Unter der Haube wurde freilich aufgerüstet. Bei der Hardwareunterlage hat man sich für Qualcomms jüngsten Snapdragon-Spross, Variante 810, entschieden, der mit vier Cortex-A57-Kernen (2,0 GHz), vier Cortex-A53-Kernen (1,5 GHz) und einem Adreno 430-Grafikchip das Leistungslimit höher setzen soll. Dem 64-Bit-Prozessor stellt man drei GB RAM zur Seite. Der Onboardspeicher fasst 32 GB und kann per microSD-Karte um bis zu 128 GB erweitert werden. Vorinstalliert ist Sense 7.0, eine Adaption von Android 5.0.2.

Auch das Konnektivitätssortiment kann sich sehen lassen.
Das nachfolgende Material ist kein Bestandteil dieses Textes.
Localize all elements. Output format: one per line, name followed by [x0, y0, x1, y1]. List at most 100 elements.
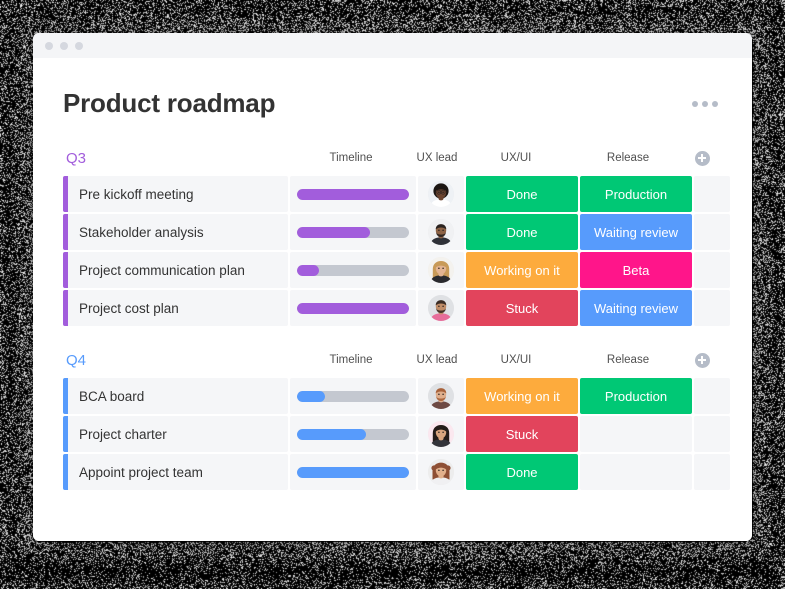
progress-track [297, 227, 409, 238]
plus-circle-icon[interactable] [695, 353, 710, 368]
progress-fill [297, 189, 409, 200]
status-label: Working on it [484, 263, 560, 278]
table-row[interactable]: Pre kickoff meeting Done Production [63, 176, 722, 212]
column-header-ux-ui[interactable]: UX/UI [460, 354, 572, 366]
avatar [428, 459, 454, 485]
row-name-cell[interactable]: Pre kickoff meeting [63, 176, 288, 212]
status-badge-release[interactable]: Waiting review [580, 290, 692, 326]
status-badge-ux-ui[interactable]: Done [466, 214, 578, 250]
row-timeline-cell[interactable] [290, 252, 416, 288]
more-dot-3 [712, 101, 718, 107]
more-horizontal-icon[interactable] [688, 95, 722, 113]
row-trailing-cell[interactable] [694, 416, 730, 452]
table-row[interactable]: Appoint project team Done [63, 454, 722, 490]
page-body: Product roadmap Q3 Timeline UX lead UX/UI Re… [33, 58, 752, 541]
group-header: Q3 Timeline UX lead UX/UI Release [63, 147, 722, 169]
status-label: Working on it [484, 389, 560, 404]
status-badge-release[interactable]: Waiting review [580, 214, 692, 250]
row-name-cell[interactable]: Project cost plan [63, 290, 288, 326]
avatar [428, 219, 454, 245]
column-header-timeline[interactable]: Timeline [288, 354, 414, 366]
column-header-timeline[interactable]: Timeline [288, 152, 414, 164]
row-trailing-cell[interactable] [694, 290, 730, 326]
column-header-ux-lead[interactable]: UX lead [414, 354, 460, 366]
add-column-cell [684, 151, 720, 166]
row-timeline-cell[interactable] [290, 290, 416, 326]
board-group-q4: Q4 Timeline UX lead UX/UI Release BCA board [63, 349, 722, 490]
more-dot-1 [692, 101, 698, 107]
table-row[interactable]: BCA board Working on it Production [63, 378, 722, 414]
board-groups: Q3 Timeline UX lead UX/UI Release Pre kickof… [63, 147, 722, 490]
status-badge-release[interactable]: Beta [580, 252, 692, 288]
row-ux-lead-cell[interactable] [418, 214, 464, 250]
row-name-cell[interactable]: Stakeholder analysis [63, 214, 288, 250]
status-badge-ux-ui[interactable]: Done [466, 454, 578, 490]
column-header-release[interactable]: Release [572, 152, 684, 164]
progress-fill [297, 467, 409, 478]
row-trailing-cell[interactable] [694, 252, 730, 288]
column-header-ux-lead[interactable]: UX lead [414, 152, 460, 164]
row-ux-lead-cell[interactable] [418, 378, 464, 414]
row-name-label: Appoint project team [79, 465, 203, 480]
window-dot-close[interactable] [45, 42, 53, 50]
progress-fill [297, 303, 409, 314]
window-dot-minimize[interactable] [60, 42, 68, 50]
row-trailing-cell[interactable] [694, 176, 730, 212]
status-badge-ux-ui[interactable]: Working on it [466, 252, 578, 288]
progress-track [297, 391, 409, 402]
window-dot-maximize[interactable] [75, 42, 83, 50]
row-ux-lead-cell[interactable] [418, 416, 464, 452]
row-timeline-cell[interactable] [290, 416, 416, 452]
progress-fill [297, 227, 370, 238]
progress-fill [297, 429, 366, 440]
row-timeline-cell[interactable] [290, 176, 416, 212]
status-badge-ux-ui[interactable]: Stuck [466, 416, 578, 452]
row-ux-lead-cell[interactable] [418, 454, 464, 490]
row-timeline-cell[interactable] [290, 454, 416, 490]
status-label: Waiting review [594, 225, 678, 240]
row-timeline-cell[interactable] [290, 214, 416, 250]
status-label: Done [506, 187, 537, 202]
status-badge-release[interactable] [580, 454, 692, 490]
table-row[interactable]: Project charter Stuck [63, 416, 722, 452]
column-header-ux-ui[interactable]: UX/UI [460, 152, 572, 164]
row-name-cell[interactable]: Appoint project team [63, 454, 288, 490]
row-name-cell[interactable]: Project communication plan [63, 252, 288, 288]
table-row[interactable]: Stakeholder analysis Done Waiting review [63, 214, 722, 250]
status-badge-ux-ui[interactable]: Done [466, 176, 578, 212]
board-group-q3: Q3 Timeline UX lead UX/UI Release Pre kickof… [63, 147, 722, 326]
group-title[interactable]: Q4 [63, 352, 288, 369]
app-window: Product roadmap Q3 Timeline UX lead UX/UI Re… [33, 33, 752, 541]
page-title: Product roadmap [63, 88, 275, 119]
row-name-label: Stakeholder analysis [79, 225, 204, 240]
plus-circle-icon[interactable] [695, 151, 710, 166]
table-row[interactable]: Project cost plan Stuck Waiting review [63, 290, 722, 326]
status-badge-release[interactable] [580, 416, 692, 452]
row-ux-lead-cell[interactable] [418, 176, 464, 212]
row-ux-lead-cell[interactable] [418, 290, 464, 326]
row-name-label: Project cost plan [79, 301, 179, 316]
progress-track [297, 265, 409, 276]
group-title[interactable]: Q3 [63, 150, 288, 167]
status-badge-ux-ui[interactable]: Stuck [466, 290, 578, 326]
more-dot-2 [702, 101, 708, 107]
status-badge-release[interactable]: Production [580, 176, 692, 212]
row-name-label: Pre kickoff meeting [79, 187, 194, 202]
row-name-cell[interactable]: BCA board [63, 378, 288, 414]
status-badge-ux-ui[interactable]: Working on it [466, 378, 578, 414]
row-trailing-cell[interactable] [694, 454, 730, 490]
row-name-label: BCA board [79, 389, 144, 404]
column-header-release[interactable]: Release [572, 354, 684, 366]
row-trailing-cell[interactable] [694, 214, 730, 250]
status-badge-release[interactable]: Production [580, 378, 692, 414]
row-name-cell[interactable]: Project charter [63, 416, 288, 452]
avatar [428, 421, 454, 447]
page-header: Product roadmap [63, 58, 722, 125]
row-trailing-cell[interactable] [694, 378, 730, 414]
progress-track [297, 467, 409, 478]
row-timeline-cell[interactable] [290, 378, 416, 414]
row-name-label: Project charter [79, 427, 167, 442]
table-row[interactable]: Project communication plan Working on it… [63, 252, 722, 288]
progress-track [297, 303, 409, 314]
row-ux-lead-cell[interactable] [418, 252, 464, 288]
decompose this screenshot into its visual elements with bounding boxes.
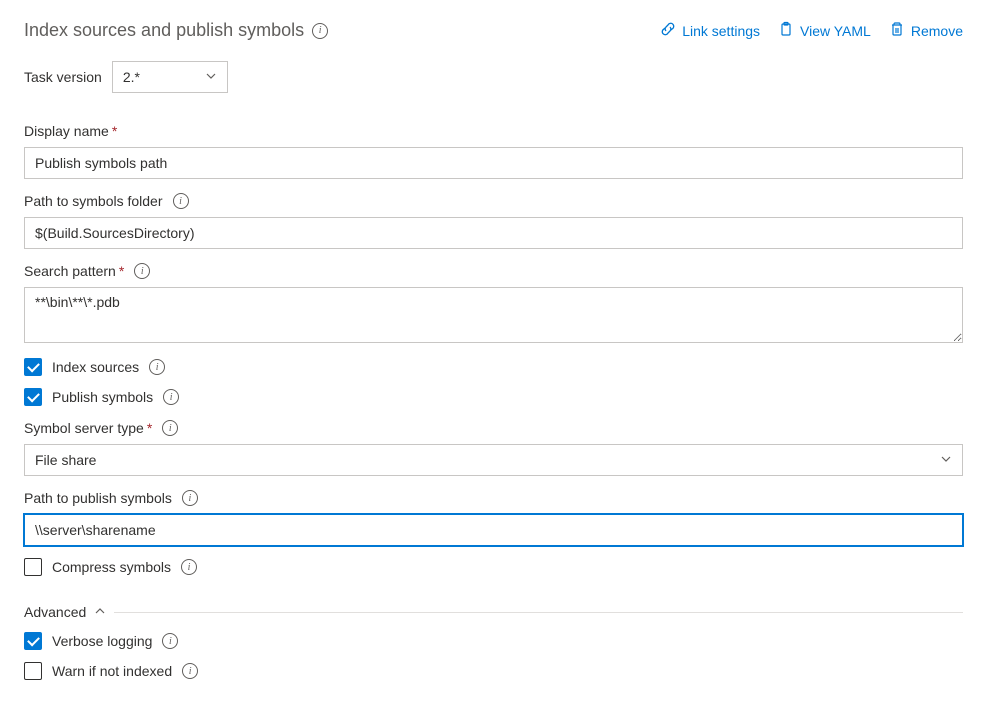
verbose-logging-checkbox[interactable]: [24, 632, 42, 650]
chevron-up-icon: [94, 604, 106, 620]
symbols-folder-label-row: Path to symbols folder: [24, 193, 963, 209]
info-icon[interactable]: [149, 359, 165, 375]
clipboard-icon: [778, 21, 794, 40]
symbols-folder-input[interactable]: [24, 217, 963, 249]
title-wrap: Index sources and publish symbols: [24, 20, 328, 41]
info-icon[interactable]: [182, 490, 198, 506]
link-icon: [660, 21, 676, 40]
view-yaml-label: View YAML: [800, 23, 871, 39]
info-icon[interactable]: [181, 559, 197, 575]
advanced-section-header[interactable]: Advanced: [24, 604, 963, 620]
symbol-server-type-value: File share: [35, 452, 96, 468]
compress-symbols-row: Compress symbols: [24, 558, 963, 576]
display-name-input[interactable]: [24, 147, 963, 179]
chevron-down-icon: [940, 452, 952, 468]
verbose-logging-label: Verbose logging: [52, 633, 152, 649]
verbose-logging-row: Verbose logging: [24, 632, 963, 650]
publish-symbols-checkbox[interactable]: [24, 388, 42, 406]
search-pattern-label: Search pattern*: [24, 263, 124, 279]
page-title: Index sources and publish symbols: [24, 20, 304, 41]
remove-label: Remove: [911, 23, 963, 39]
compress-symbols-label: Compress symbols: [52, 559, 171, 575]
publish-symbols-label: Publish symbols: [52, 389, 153, 405]
display-name-label-row: Display name*: [24, 123, 963, 139]
symbol-server-type-label-row: Symbol server type*: [24, 420, 963, 436]
publish-path-label: Path to publish symbols: [24, 490, 172, 506]
publish-path-label-row: Path to publish symbols: [24, 490, 963, 506]
warn-not-indexed-label: Warn if not indexed: [52, 663, 172, 679]
index-sources-label: Index sources: [52, 359, 139, 375]
symbol-server-type-select[interactable]: File share: [24, 444, 963, 476]
trash-icon: [889, 21, 905, 40]
link-settings-button[interactable]: Link settings: [660, 21, 760, 40]
task-header: Index sources and publish symbols Link s…: [24, 20, 963, 41]
chevron-down-icon: [205, 69, 217, 85]
info-icon[interactable]: [163, 389, 179, 405]
info-icon[interactable]: [134, 263, 150, 279]
advanced-label: Advanced: [24, 604, 86, 620]
publish-path-input[interactable]: [24, 514, 963, 546]
compress-symbols-checkbox[interactable]: [24, 558, 42, 576]
link-settings-label: Link settings: [682, 23, 760, 39]
view-yaml-button[interactable]: View YAML: [778, 21, 871, 40]
task-version-label: Task version: [24, 69, 102, 85]
header-actions: Link settings View YAML Remove: [660, 21, 963, 40]
symbol-server-type-label: Symbol server type*: [24, 420, 152, 436]
symbols-folder-label: Path to symbols folder: [24, 193, 163, 209]
info-icon[interactable]: [312, 23, 328, 39]
search-pattern-label-row: Search pattern*: [24, 263, 963, 279]
info-icon[interactable]: [182, 663, 198, 679]
info-icon[interactable]: [162, 633, 178, 649]
task-version-row: Task version 2.*: [24, 61, 963, 93]
display-name-label: Display name*: [24, 123, 117, 139]
publish-symbols-row: Publish symbols: [24, 388, 963, 406]
remove-button[interactable]: Remove: [889, 21, 963, 40]
index-sources-row: Index sources: [24, 358, 963, 376]
section-divider: [114, 612, 963, 613]
task-version-value: 2.*: [123, 69, 140, 85]
warn-not-indexed-row: Warn if not indexed: [24, 662, 963, 680]
warn-not-indexed-checkbox[interactable]: [24, 662, 42, 680]
task-version-select[interactable]: 2.*: [112, 61, 228, 93]
info-icon[interactable]: [162, 420, 178, 436]
info-icon[interactable]: [173, 193, 189, 209]
search-pattern-input[interactable]: [24, 287, 963, 343]
index-sources-checkbox[interactable]: [24, 358, 42, 376]
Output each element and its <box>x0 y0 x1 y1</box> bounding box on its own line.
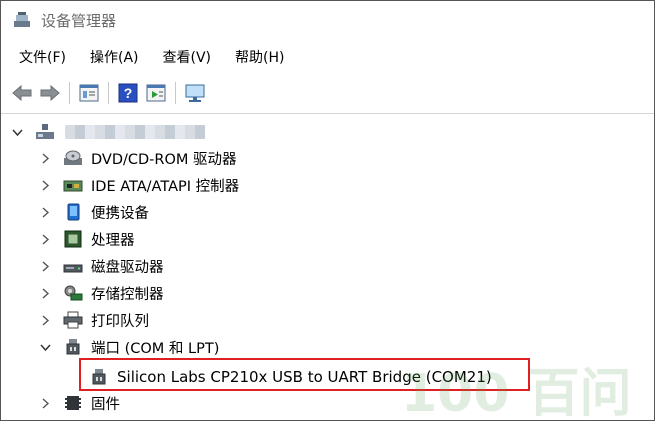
printer-icon <box>63 311 83 329</box>
firmware-icon <box>63 394 83 412</box>
chevron-right-icon[interactable] <box>37 231 53 247</box>
menu-help[interactable]: 帮助(H) <box>227 45 292 71</box>
menu-view[interactable]: 查看(V) <box>155 45 220 71</box>
storage-controller-icon <box>63 284 83 302</box>
ide-controller-icon <box>63 176 83 194</box>
dvd-drive-icon <box>63 149 83 167</box>
tree-item-processor[interactable]: 处理器 <box>37 226 654 252</box>
root-name-redacted <box>65 125 205 139</box>
tree-item-disk[interactable]: 磁盘驱动器 <box>37 253 654 279</box>
chevron-down-icon[interactable] <box>9 124 25 140</box>
tree-item-label: 磁盘驱动器 <box>91 259 164 276</box>
toolbar-divider <box>1 113 654 114</box>
window-title: 设备管理器 <box>41 11 117 30</box>
tree-item-firmware[interactable]: 固件 <box>37 390 654 416</box>
chevron-right-icon[interactable] <box>37 204 53 220</box>
back-arrow-icon[interactable] <box>11 82 33 104</box>
tree-root[interactable] <box>9 119 649 145</box>
help-icon[interactable]: ? <box>117 82 139 104</box>
toolbar: ? <box>1 77 654 109</box>
chevron-right-icon[interactable] <box>37 312 53 328</box>
menu-bar: 文件(F) 操作(A) 查看(V) 帮助(H) <box>1 45 654 71</box>
tree-item-ide[interactable]: IDE ATA/ATAPI 控制器 <box>37 172 654 198</box>
tree-item-portable[interactable]: 便携设备 <box>37 199 654 225</box>
chevron-right-icon[interactable] <box>37 285 53 301</box>
toolbar-separator <box>69 82 70 104</box>
svg-text:?: ? <box>124 85 133 101</box>
tree-item-dvd[interactable]: DVD/CD-ROM 驱动器 <box>37 145 654 171</box>
processor-icon <box>63 230 83 248</box>
menu-file[interactable]: 文件(F) <box>11 45 74 71</box>
chevron-right-icon[interactable] <box>37 150 53 166</box>
tree-item-label: 便携设备 <box>91 205 149 222</box>
tree-item-label: 端口 (COM 和 LPT) <box>91 340 220 357</box>
tree-item-label: 存储控制器 <box>91 286 164 303</box>
disk-drive-icon <box>63 257 83 275</box>
chevron-right-icon[interactable] <box>37 177 53 193</box>
tree-item-label: 打印队列 <box>91 313 149 330</box>
menu-action[interactable]: 操作(A) <box>82 45 147 71</box>
action-icon[interactable] <box>145 82 167 104</box>
toolbar-separator <box>175 82 176 104</box>
port-icon <box>63 338 83 356</box>
device-manager-window: 设备管理器 文件(F) 操作(A) 查看(V) 帮助(H) ? DVD/CD-R… <box>0 0 655 421</box>
tree-item-printer[interactable]: 打印队列 <box>37 307 654 333</box>
computer-icon <box>35 123 55 141</box>
tree-item-label: DVD/CD-ROM 驱动器 <box>91 151 237 168</box>
chevron-down-icon[interactable] <box>37 339 53 355</box>
portable-device-icon <box>63 203 83 221</box>
properties-icon[interactable] <box>78 82 100 104</box>
title-bar: 设备管理器 <box>1 1 654 39</box>
chevron-right-icon[interactable] <box>37 395 53 411</box>
device-manager-icon <box>13 11 31 29</box>
toolbar-separator <box>108 82 109 104</box>
forward-arrow-icon[interactable] <box>39 82 61 104</box>
highlight-box <box>79 358 530 391</box>
tree-item-label: IDE ATA/ATAPI 控制器 <box>91 178 240 195</box>
monitor-icon[interactable] <box>184 82 206 104</box>
tree-item-label: 处理器 <box>91 232 135 249</box>
chevron-right-icon[interactable] <box>37 258 53 274</box>
tree-item-storage[interactable]: 存储控制器 <box>37 280 654 306</box>
tree-item-ports[interactable]: 端口 (COM 和 LPT) <box>37 334 654 360</box>
tree-item-label: 固件 <box>91 396 120 413</box>
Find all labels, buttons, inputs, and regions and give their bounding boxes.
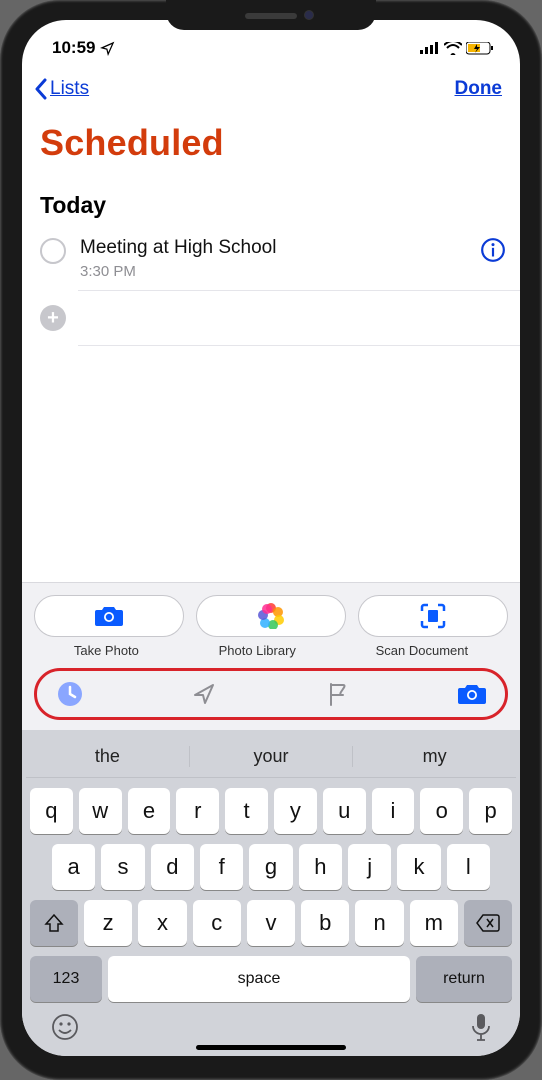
suggestion-2[interactable]: your bbox=[190, 746, 354, 767]
key-row-4: 123 space return bbox=[26, 956, 516, 1002]
emoji-icon[interactable] bbox=[50, 1012, 80, 1042]
key-n[interactable]: n bbox=[355, 900, 403, 946]
camera-button[interactable] bbox=[457, 679, 487, 709]
time-button[interactable] bbox=[55, 679, 85, 709]
home-indicator[interactable] bbox=[196, 1045, 346, 1050]
take-photo-button[interactable] bbox=[34, 595, 184, 637]
key-b[interactable]: b bbox=[301, 900, 349, 946]
key-x[interactable]: x bbox=[138, 900, 186, 946]
reminder-toolbar bbox=[34, 668, 508, 720]
key-i[interactable]: i bbox=[372, 788, 415, 834]
key-j[interactable]: j bbox=[348, 844, 391, 890]
key-g[interactable]: g bbox=[249, 844, 292, 890]
back-button[interactable]: Lists bbox=[34, 78, 89, 100]
mic-icon[interactable] bbox=[470, 1012, 492, 1042]
key-backspace[interactable] bbox=[464, 900, 512, 946]
shift-icon bbox=[44, 913, 64, 933]
keyboard: the your my q w e r t y u i o p a s d f bbox=[22, 730, 520, 1056]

Es umfasst 3G, LTE, 802.11ac-WLAN mit Dualband-Support sowie Bluetooth 4.1 und ein Infratot-Modul. Als Navigationslösung dient die Kombination aus GPS und GLONASS. Ein nicht entnehmbarer Lithium-Polymer-Akku mit 2.840 mAh soll für lange Laufzeit garantieren.

Last but not least erhalten auch die Kameras ein Upgrade. Auf der Rückseite verabschiedet sich HTC von der "Ultrapixel"-Technologie und verbaut einen herkömmlichen Chip mit 20,7 Megapixel. Wer diesen fertigt vermögen auch Hardware-Info-Apps nicht zu verraten. Vorangehenden Gerüchten zufolge soll er von Toshiba stammen. Ganz in Pension hat man die Ultrapixel aber nicht geschickt, sie sollen nun auf der Frontseite für bessere Bilder bei schlechteren Lichtbedingungen dienen. Hier knipst das One M9 nominell mit 4,1 Megapixel.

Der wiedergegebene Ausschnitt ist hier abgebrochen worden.